For this reason, a field experiment was conducted on a heavy-trafficked CIR pavement (LTPP site), using FWD testing at two periods (i.e., mild and high temperatures).

Based on the analysis results, it can be concluded that the FA material was less sensitive to temperature changes than the AC material. This may be due to the low asphalt content of the FA.

The most critical locations against fatigue failure (i.e., higher tensile strains) in the body of the CIR pavement were found to be at the top as well as at the bottom of the FA layer, confirming past investigations.

An outcome of the present analysis is the estimation of the rate of change of critical strains with respect to temperature fluctuations. The strains induced at the bottom of the FA layer were less sensitive to temperature changes in comparison to the strains at the interface between AC and FA.

The allowable load repetitions of the AC material were much higher than the allowable load repetitions of the FA material (N_FA). The differences were more pronounced at mild temperatures than at high temperatures.
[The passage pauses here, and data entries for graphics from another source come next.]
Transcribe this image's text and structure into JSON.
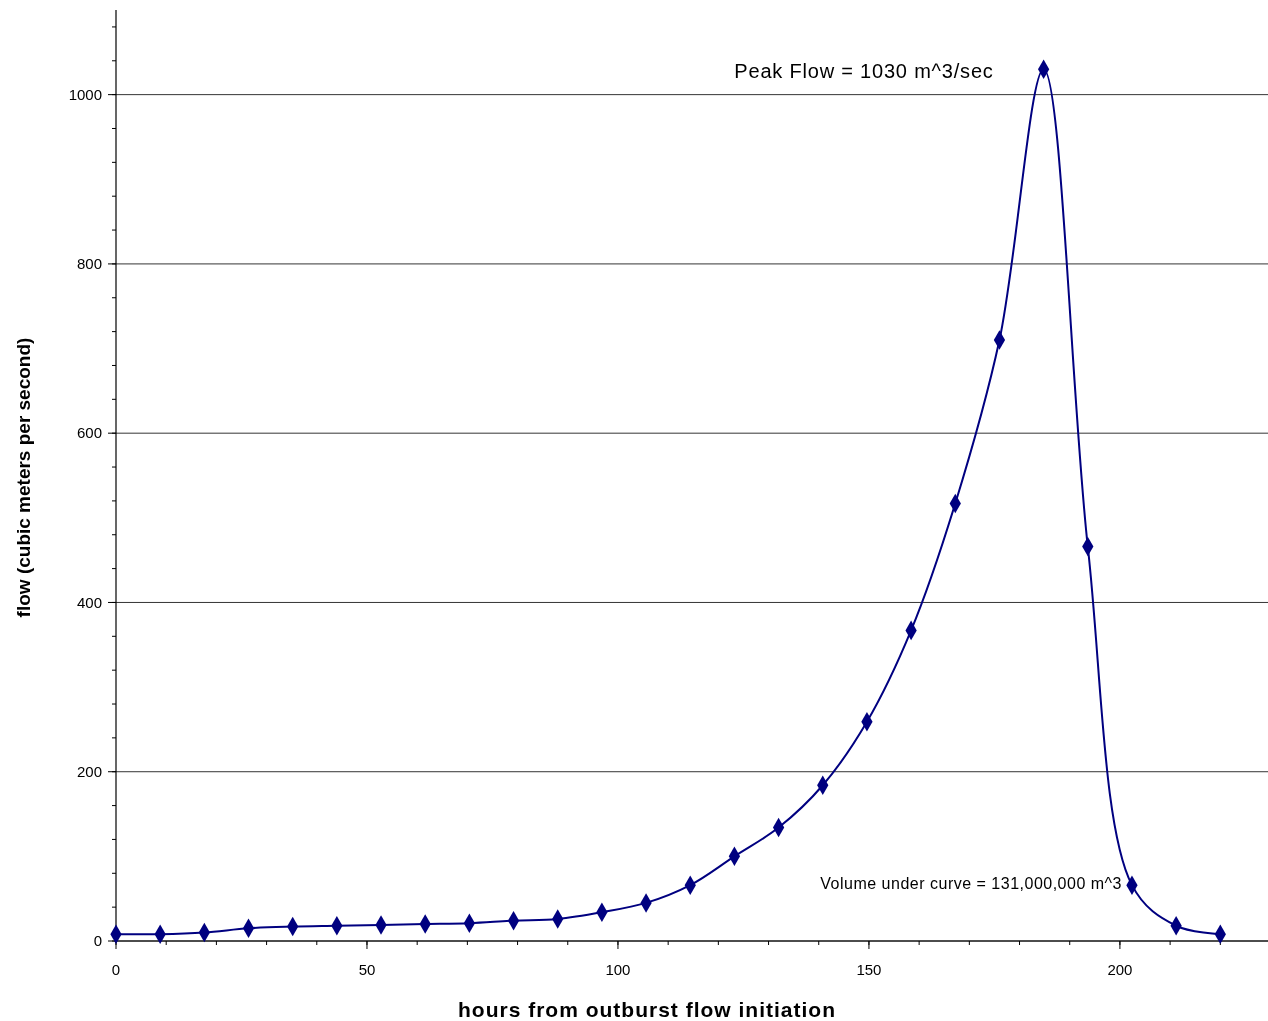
{
  "chart_data": {
    "type": "line",
    "xlabel": "hours from outburst flow initiation",
    "ylabel": "flow (cubic meters per second)",
    "x": [
      0,
      8.8,
      17.6,
      26.4,
      35.2,
      44,
      52.8,
      61.6,
      70.4,
      79.2,
      88,
      96.8,
      105.6,
      114.4,
      123.2,
      132,
      140.8,
      149.6,
      158.4,
      167.2,
      176,
      184.8,
      193.6,
      202.4,
      211.2,
      220
    ],
    "series": [
      {
        "color": "#000080",
        "values": [
          8,
          8,
          10,
          15,
          17,
          18,
          19,
          20,
          21,
          24,
          26,
          34,
          45,
          66,
          100,
          134,
          184,
          259,
          367,
          517,
          710,
          1030,
          466,
          66,
          18,
          8
        ]
      }
    ],
    "xlim": [
      0,
      229.5
    ],
    "xticks": [
      0,
      50,
      100,
      150,
      200
    ],
    "ylim": [
      0,
      1100
    ],
    "yticks": [
      0,
      200,
      400,
      600,
      800,
      1000
    ],
    "grid": "y",
    "marker": "diamond",
    "line_style": "solid",
    "annotations": [
      {
        "text": "Peak Flow = 1030 m^3/sec",
        "x": 184.8,
        "y": 1030
      },
      "Volume under curve = 131,000,000 m^3"
    ]
  }
}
The newly constructed layers (AC and FA) sustained significantly more damage from traffic loads at higher temperatures. This was more pronounced regarding the damage of the AC overlay, and it should be considered during the pavement design for application in cases of high temperatures.

The results of the in-situ estimation of the rate of change of critical strains with respect to temperature fluctuations are only valid for the specific CIR pavement section. In order to further improve the quality of the results, it is suggested to conduct NDTs at a wider temperature fluctuation range and to use different software for evaluation of the analyses.

Moreover, in order to contribute towards the influence of the pavement temperature variation towards the sustainability of the FA technique, continuous field monitoring is needed.